CBL Corp plans to buy France's Securities and Financial Solutions Europe SA (SFS) for 94 million euros, (NZ$147m) taking over its biggest customer in a deal expected to lift the credit and financial risk insurer's earnings.
The Auckland-based company has been granted exclusivity to pursue the acquisition, which would include IMS Expert Europe SA, a related claims management operation, it said in a statement. The deal is subject to regulatory processes and consents and is expected to be wrapped up before October 31.

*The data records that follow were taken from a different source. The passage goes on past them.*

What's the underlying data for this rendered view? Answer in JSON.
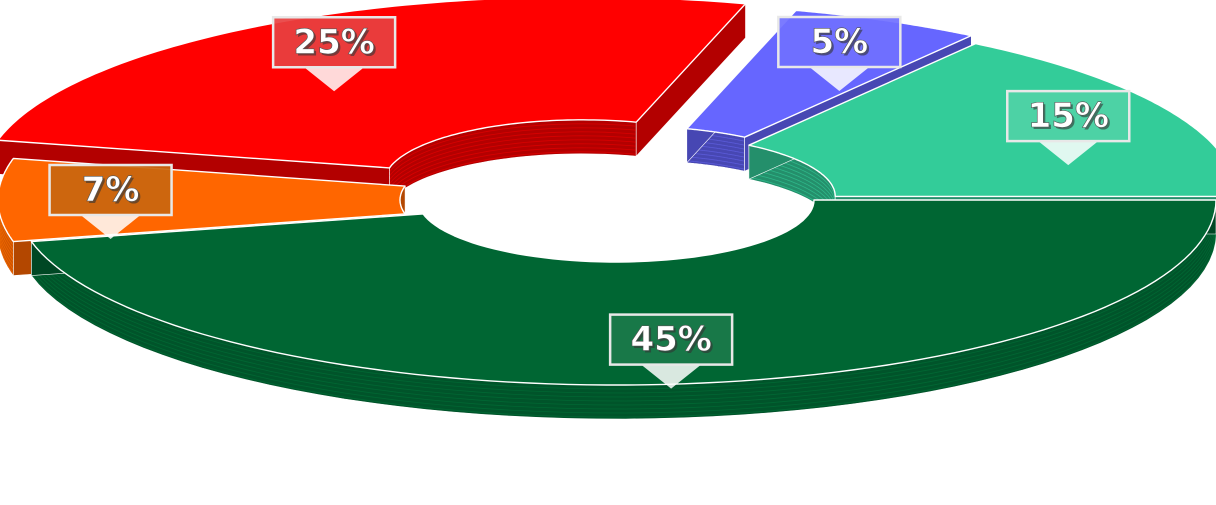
{
  "chart_data": {
    "type": "pie",
    "variant": "3d-exploded-donut",
    "title": "",
    "legend": "none",
    "slices": [
      {
        "label": "45%",
        "value": 45,
        "color": "#006633"
      },
      {
        "label": "7%",
        "value": 7,
        "color": "#FF6600"
      },
      {
        "label": "25%",
        "value": 25,
        "color": "#FF0000"
      },
      {
        "label": "5%",
        "value": 5,
        "color": "#6666FF"
      },
      {
        "label": "15%",
        "value": 15,
        "color": "#33CC99"
      }
    ],
    "label_box_colors": {
      "45%": "#1a7a4a",
      "7%": "#c9660f",
      "25%": "#e84040",
      "5%": "#7070ff",
      "15%": "#4fd3a6"
    }
  }
}
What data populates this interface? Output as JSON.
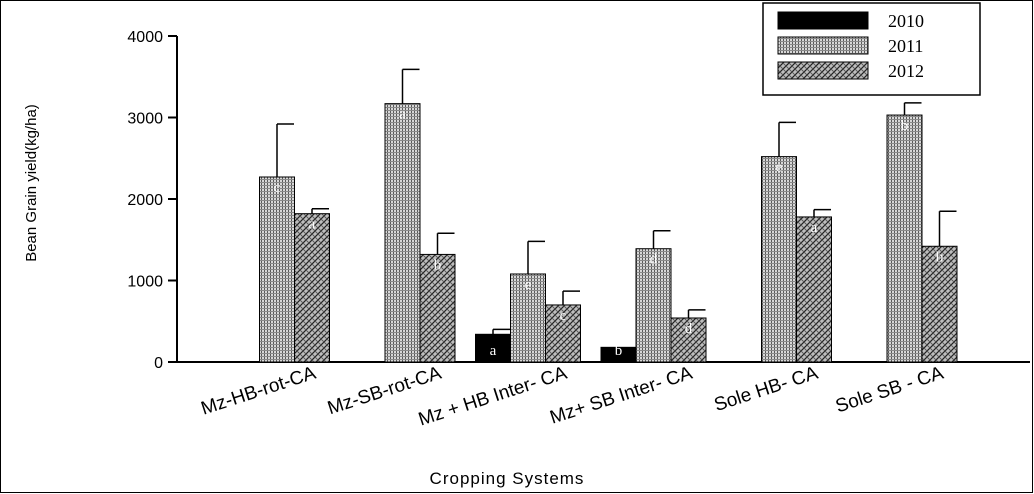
{
  "chart_data": {
    "type": "bar",
    "xlabel": "Cropping Systems",
    "ylabel": "Bean Grain yield(kg/ha)",
    "ylim": [
      0,
      4000
    ],
    "yticks": [
      0,
      1000,
      2000,
      3000,
      4000
    ],
    "categories": [
      "Mz-HB-rot-CA",
      "Mz-SB-rot-CA",
      "Mz + HB Inter- CA",
      "Mz+ SB Inter- CA",
      "Sole HB- CA",
      "Sole SB - CA"
    ],
    "legend_position": "top-right",
    "series": [
      {
        "name": "2010",
        "values": [
          null,
          null,
          340,
          180,
          null,
          null
        ],
        "errors": [
          null,
          null,
          60,
          0,
          null,
          null
        ],
        "letters": [
          "",
          "",
          "a",
          "b",
          "",
          ""
        ]
      },
      {
        "name": "2011",
        "values": [
          2270,
          3170,
          1080,
          1390,
          2520,
          3030
        ],
        "errors": [
          650,
          420,
          400,
          220,
          420,
          150
        ],
        "letters": [
          "c",
          "a",
          "e",
          "d",
          "e",
          "b"
        ]
      },
      {
        "name": "2012",
        "values": [
          1820,
          1320,
          700,
          540,
          1780,
          1420
        ],
        "errors": [
          60,
          260,
          170,
          100,
          90,
          430
        ],
        "letters": [
          "a",
          "b",
          "c",
          "d",
          "a",
          "b"
        ]
      }
    ]
  }
}
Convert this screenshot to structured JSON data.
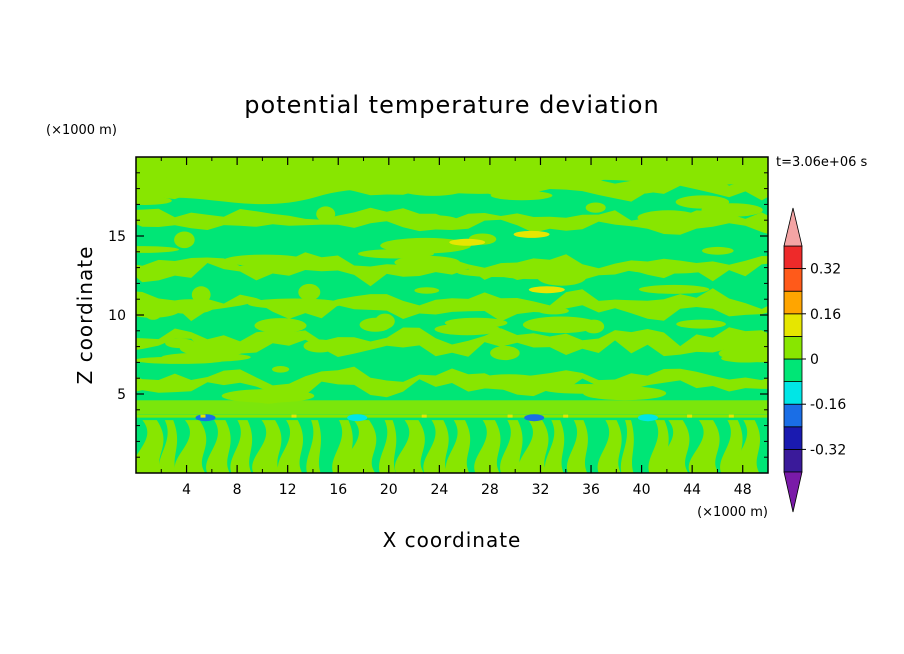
{
  "chart_data": {
    "type": "heatmap",
    "title": "potential temperature deviation",
    "xlabel": "X coordinate",
    "ylabel": "Z coordinate",
    "x_unit": "(×1000 m)",
    "y_unit": "(×1000 m)",
    "time_label": "t=3.06e+06 s",
    "xlim": [
      0,
      50
    ],
    "ylim": [
      0,
      20
    ],
    "x_ticks": [
      4,
      8,
      12,
      16,
      20,
      24,
      28,
      32,
      36,
      40,
      44,
      48
    ],
    "y_ticks": [
      5,
      10,
      15
    ],
    "colorbar": {
      "levels": [
        -0.4,
        -0.32,
        -0.24,
        -0.16,
        -0.08,
        0,
        0.08,
        0.16,
        0.24,
        0.32,
        0.4
      ],
      "tick_labels": [
        "0.32",
        "0.16",
        "0",
        "-0.16",
        "-0.32"
      ],
      "tick_values": [
        0.32,
        0.16,
        0,
        -0.16,
        -0.32
      ],
      "colors": [
        "#3a1a9a",
        "#1a1ab0",
        "#1a6ee6",
        "#00e6e6",
        "#00e676",
        "#88e600",
        "#e6e600",
        "#ffa500",
        "#ff5a1a",
        "#ee2a2a"
      ],
      "under_color": "#7a1aa8",
      "over_color": "#f4a4a4"
    },
    "field": {
      "background_level_color": "#00e676",
      "warm_band_color": "#88e600",
      "features": [
        {
          "kind": "band",
          "z": 18.2,
          "value": 0.04
        },
        {
          "kind": "band",
          "z": 16.0,
          "value": 0.04
        },
        {
          "kind": "band",
          "z": 13.0,
          "value": 0.04
        },
        {
          "kind": "band",
          "z": 10.6,
          "value": 0.04
        },
        {
          "kind": "band",
          "z": 8.3,
          "value": 0.04
        },
        {
          "kind": "band",
          "z": 5.8,
          "value": 0.04
        },
        {
          "kind": "blob",
          "x": 26.2,
          "z": 14.6,
          "value": 0.12
        },
        {
          "kind": "blob",
          "x": 31.3,
          "z": 15.1,
          "value": 0.12
        },
        {
          "kind": "blob",
          "x": 32.5,
          "z": 11.6,
          "value": 0.12
        },
        {
          "kind": "line",
          "z": 3.6,
          "value": 0.04
        },
        {
          "kind": "blob",
          "x": 5.5,
          "z": 3.5,
          "value": -0.2
        },
        {
          "kind": "blob",
          "x": 17.5,
          "z": 3.5,
          "value": -0.12
        },
        {
          "kind": "blob",
          "x": 31.5,
          "z": 3.5,
          "value": -0.2
        },
        {
          "kind": "blob",
          "x": 40.5,
          "z": 3.5,
          "value": -0.12
        }
      ]
    }
  }
}
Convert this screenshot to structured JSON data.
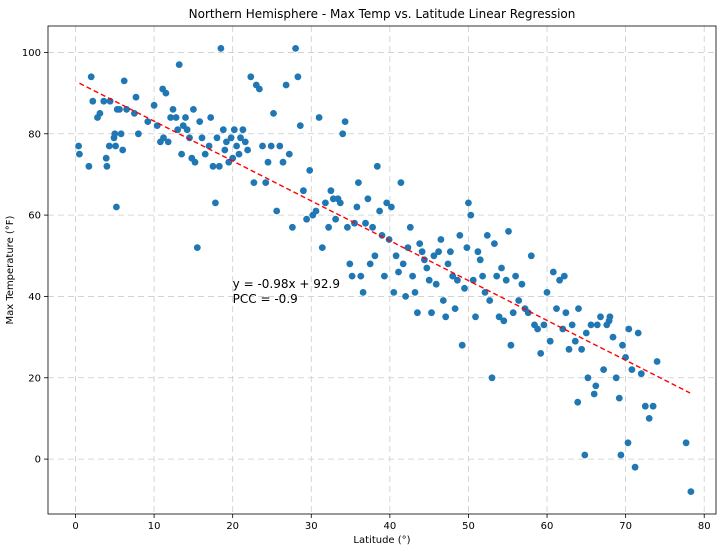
{
  "chart_data": {
    "type": "scatter",
    "title": "Northern Hemisphere - Max Temp vs. Latitude Linear Regression",
    "xlabel": "Latitude (°)",
    "ylabel": "Max Temperature (°F)",
    "xlim": [
      -3.5,
      81.5
    ],
    "ylim": [
      -13.5,
      106.5
    ],
    "x_ticks": [
      0,
      10,
      20,
      30,
      40,
      50,
      60,
      70,
      80
    ],
    "y_ticks": [
      0,
      20,
      40,
      60,
      80,
      100
    ],
    "grid": true,
    "marker_color": "#1f77b4",
    "regression": {
      "slope": -0.98,
      "intercept": 92.9,
      "x_range": [
        0.5,
        78.2
      ],
      "color": "#ff0000",
      "style": "dashed",
      "equation": "y = -0.98x + 92.9",
      "pcc": "PCC = -0.9",
      "label_at": [
        20,
        43
      ]
    },
    "points": [
      [
        0.4,
        77
      ],
      [
        0.5,
        75
      ],
      [
        1.7,
        72
      ],
      [
        2,
        94
      ],
      [
        2.2,
        88
      ],
      [
        2.8,
        84
      ],
      [
        3.1,
        85
      ],
      [
        3.6,
        88
      ],
      [
        3.9,
        74
      ],
      [
        4,
        72
      ],
      [
        4.3,
        77
      ],
      [
        4.4,
        88
      ],
      [
        4.9,
        79
      ],
      [
        5,
        80
      ],
      [
        5.1,
        77
      ],
      [
        5.2,
        62
      ],
      [
        5.3,
        86
      ],
      [
        5.6,
        86
      ],
      [
        5.8,
        80
      ],
      [
        6,
        76
      ],
      [
        6.2,
        93
      ],
      [
        6.5,
        86
      ],
      [
        7.5,
        85
      ],
      [
        7.7,
        89
      ],
      [
        8,
        80
      ],
      [
        9.2,
        83
      ],
      [
        10,
        87
      ],
      [
        10.4,
        82
      ],
      [
        10.8,
        78
      ],
      [
        11.1,
        91
      ],
      [
        11.2,
        79
      ],
      [
        11.5,
        90
      ],
      [
        11.8,
        78
      ],
      [
        12.1,
        84
      ],
      [
        12.4,
        86
      ],
      [
        12.8,
        84
      ],
      [
        13,
        81
      ],
      [
        13.2,
        97
      ],
      [
        13.5,
        75
      ],
      [
        13.7,
        82
      ],
      [
        14,
        84
      ],
      [
        14.2,
        81
      ],
      [
        14.5,
        79
      ],
      [
        14.8,
        74
      ],
      [
        15,
        86
      ],
      [
        15.2,
        73
      ],
      [
        15.5,
        52
      ],
      [
        15.8,
        83
      ],
      [
        16.1,
        79
      ],
      [
        16.5,
        75
      ],
      [
        17,
        77
      ],
      [
        17.2,
        84
      ],
      [
        17.5,
        72
      ],
      [
        17.8,
        63
      ],
      [
        18,
        79
      ],
      [
        18.3,
        72
      ],
      [
        18.5,
        101
      ],
      [
        18.8,
        81
      ],
      [
        19,
        76
      ],
      [
        19.2,
        78
      ],
      [
        19.5,
        73
      ],
      [
        19.8,
        79
      ],
      [
        20,
        74
      ],
      [
        20.2,
        81
      ],
      [
        20.5,
        77
      ],
      [
        20.8,
        75
      ],
      [
        21,
        79
      ],
      [
        21.3,
        81
      ],
      [
        21.6,
        78
      ],
      [
        21.9,
        76
      ],
      [
        22.3,
        94
      ],
      [
        22.7,
        68
      ],
      [
        23,
        92
      ],
      [
        23.4,
        91
      ],
      [
        23.8,
        77
      ],
      [
        24.2,
        68
      ],
      [
        24.5,
        73
      ],
      [
        24.9,
        77
      ],
      [
        25.2,
        85
      ],
      [
        25.6,
        61
      ],
      [
        26,
        77
      ],
      [
        26.4,
        73
      ],
      [
        26.8,
        92
      ],
      [
        27.2,
        75
      ],
      [
        27.6,
        57
      ],
      [
        28,
        101
      ],
      [
        28.3,
        94
      ],
      [
        28.6,
        82
      ],
      [
        29,
        66
      ],
      [
        29.4,
        59
      ],
      [
        29.8,
        71
      ],
      [
        30.2,
        60
      ],
      [
        30.6,
        61
      ],
      [
        31,
        84
      ],
      [
        31.4,
        52
      ],
      [
        31.8,
        63
      ],
      [
        32.2,
        57
      ],
      [
        32.5,
        66
      ],
      [
        32.8,
        64
      ],
      [
        33.1,
        59
      ],
      [
        33.4,
        64
      ],
      [
        33.7,
        63
      ],
      [
        34,
        80
      ],
      [
        34.3,
        83
      ],
      [
        34.6,
        57
      ],
      [
        34.9,
        48
      ],
      [
        35.2,
        45
      ],
      [
        35.5,
        58
      ],
      [
        35.8,
        62
      ],
      [
        36,
        68
      ],
      [
        36.3,
        45
      ],
      [
        36.6,
        41
      ],
      [
        36.9,
        58
      ],
      [
        37.2,
        64
      ],
      [
        37.5,
        48
      ],
      [
        37.8,
        57
      ],
      [
        38.1,
        50
      ],
      [
        38.4,
        72
      ],
      [
        38.7,
        61
      ],
      [
        39,
        55
      ],
      [
        39.3,
        45
      ],
      [
        39.6,
        63
      ],
      [
        39.9,
        54
      ],
      [
        40.2,
        62
      ],
      [
        40.5,
        41
      ],
      [
        40.8,
        50
      ],
      [
        41.1,
        46
      ],
      [
        41.4,
        68
      ],
      [
        41.7,
        48
      ],
      [
        42,
        40
      ],
      [
        42.3,
        52
      ],
      [
        42.6,
        57
      ],
      [
        42.9,
        45
      ],
      [
        43.2,
        41
      ],
      [
        43.5,
        36
      ],
      [
        43.8,
        53
      ],
      [
        44.1,
        51
      ],
      [
        44.4,
        49
      ],
      [
        44.7,
        47
      ],
      [
        45,
        44
      ],
      [
        45.3,
        36
      ],
      [
        45.6,
        50
      ],
      [
        45.9,
        43
      ],
      [
        46.2,
        51
      ],
      [
        46.5,
        54
      ],
      [
        46.8,
        39
      ],
      [
        47.1,
        35
      ],
      [
        47.4,
        48
      ],
      [
        47.7,
        51
      ],
      [
        48,
        45
      ],
      [
        48.3,
        37
      ],
      [
        48.6,
        44
      ],
      [
        48.9,
        55
      ],
      [
        49.2,
        28
      ],
      [
        49.5,
        42
      ],
      [
        49.8,
        52
      ],
      [
        50,
        63
      ],
      [
        50.3,
        60
      ],
      [
        50.6,
        44
      ],
      [
        50.9,
        35
      ],
      [
        51.2,
        51
      ],
      [
        51.5,
        49
      ],
      [
        51.8,
        45
      ],
      [
        52.1,
        41
      ],
      [
        52.4,
        55
      ],
      [
        52.7,
        39
      ],
      [
        53,
        20
      ],
      [
        53.3,
        53
      ],
      [
        53.6,
        45
      ],
      [
        53.9,
        35
      ],
      [
        54.2,
        47
      ],
      [
        54.5,
        34
      ],
      [
        54.8,
        44
      ],
      [
        55.1,
        56
      ],
      [
        55.4,
        28
      ],
      [
        55.7,
        36
      ],
      [
        56,
        45
      ],
      [
        56.4,
        39
      ],
      [
        56.8,
        43
      ],
      [
        57.2,
        37
      ],
      [
        57.6,
        36
      ],
      [
        58,
        50
      ],
      [
        58.4,
        33
      ],
      [
        58.8,
        32
      ],
      [
        59.2,
        26
      ],
      [
        59.6,
        33
      ],
      [
        60,
        41
      ],
      [
        60.4,
        29
      ],
      [
        60.8,
        46
      ],
      [
        61.2,
        37
      ],
      [
        61.6,
        44
      ],
      [
        62,
        32
      ],
      [
        62.4,
        36
      ],
      [
        62.8,
        27
      ],
      [
        63.2,
        33
      ],
      [
        63.6,
        29
      ],
      [
        64,
        37
      ],
      [
        64.4,
        27
      ],
      [
        64.8,
        1
      ],
      [
        65.2,
        20
      ],
      [
        65.6,
        33
      ],
      [
        66,
        16
      ],
      [
        66.4,
        33
      ],
      [
        66.8,
        35
      ],
      [
        67.2,
        22
      ],
      [
        67.6,
        33
      ],
      [
        68,
        35
      ],
      [
        68.4,
        30
      ],
      [
        68.8,
        20
      ],
      [
        69.2,
        15
      ],
      [
        69.6,
        28
      ],
      [
        70,
        25
      ],
      [
        70.4,
        32
      ],
      [
        70.8,
        22
      ],
      [
        71.2,
        -2
      ],
      [
        71.6,
        31
      ],
      [
        72,
        21
      ],
      [
        72.5,
        13
      ],
      [
        73,
        10
      ],
      [
        73.5,
        13
      ],
      [
        74,
        24
      ],
      [
        77.7,
        4
      ],
      [
        78.3,
        -8
      ],
      [
        65,
        31
      ],
      [
        66.2,
        18
      ],
      [
        67.9,
        34
      ],
      [
        69.4,
        1
      ],
      [
        70.3,
        4
      ],
      [
        62.2,
        45
      ],
      [
        63.9,
        14
      ]
    ]
  }
}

SFS is France's biggest specialist producer of construction sector insurance and, with the IMS claims management operation, generated normalised operating earnings of 8.2 million euros on revenue of 41 million euros in 2015.
"The strategic acquisition would assist in removing the distribution concentration risk that SFS represented to CBL in being such a large client, and would further vertically integrate and consolidate CBL's market position in Europe, particularly in France," managing director Peter Harris said.
"The acquisition would be expected to be earnings accretive in the first full year of CBL ownership."
Reinsurance business originated from SFS accounted for about 41.4 percent of CBL's gross written premiums in 2015, down from 49.9 percent in 2014. The NZX-listed insurer posted an annual profit of $35.5 million last year, beating the forecast in its initial public offering prospectus for earnings of $26.1 million.
CBL will pay for the acquisition through cash, bank debt and vendor funding, with 11.4 million euros of the purchase price paid over two years after the deal was completed, subject to any adjustments based on the European firms' performance.
SFS executive chairman and shareholder Antoine Guiguet will keep his position and reinvest a portion of his takings from the transaction to retain 26 percent of the CBL subsidiary acquiring the companies. IMS managing director Gerard Marichy will also keep his position and buy a 3 percent stake in the subsidiary. SFS's principal owner Patrice Gilles will exit and become an advisory chairman of SFS.
Guiget and Marchy will be given the option to convert their shares in the subsidiary for CBL stock after three years, based on the average weighted price and other terms and conditions. If not exercised, the options will lapse on the fourth anniversary of the deal's completion.
The transaction comes at a volatile time in Europe, with the UK set to vote today on whether or not to quit the European Union economic bloc. CBL this week downplayed the impact a 'Brexit' would have on its business, with its European insurer based in Ireland.
If the UK does vote to leave, CBL's UK-based European Insurance Services will keep operating in Tunbridge Wells, but CBL would shift its legal domicile, probably to Ireland.
CBL listed on the NZX last year, raising $90 million at $1.55 a share to help fund the acquisition of Australian insurer Assetinsure. Since then, the shares have climbed to $2.49.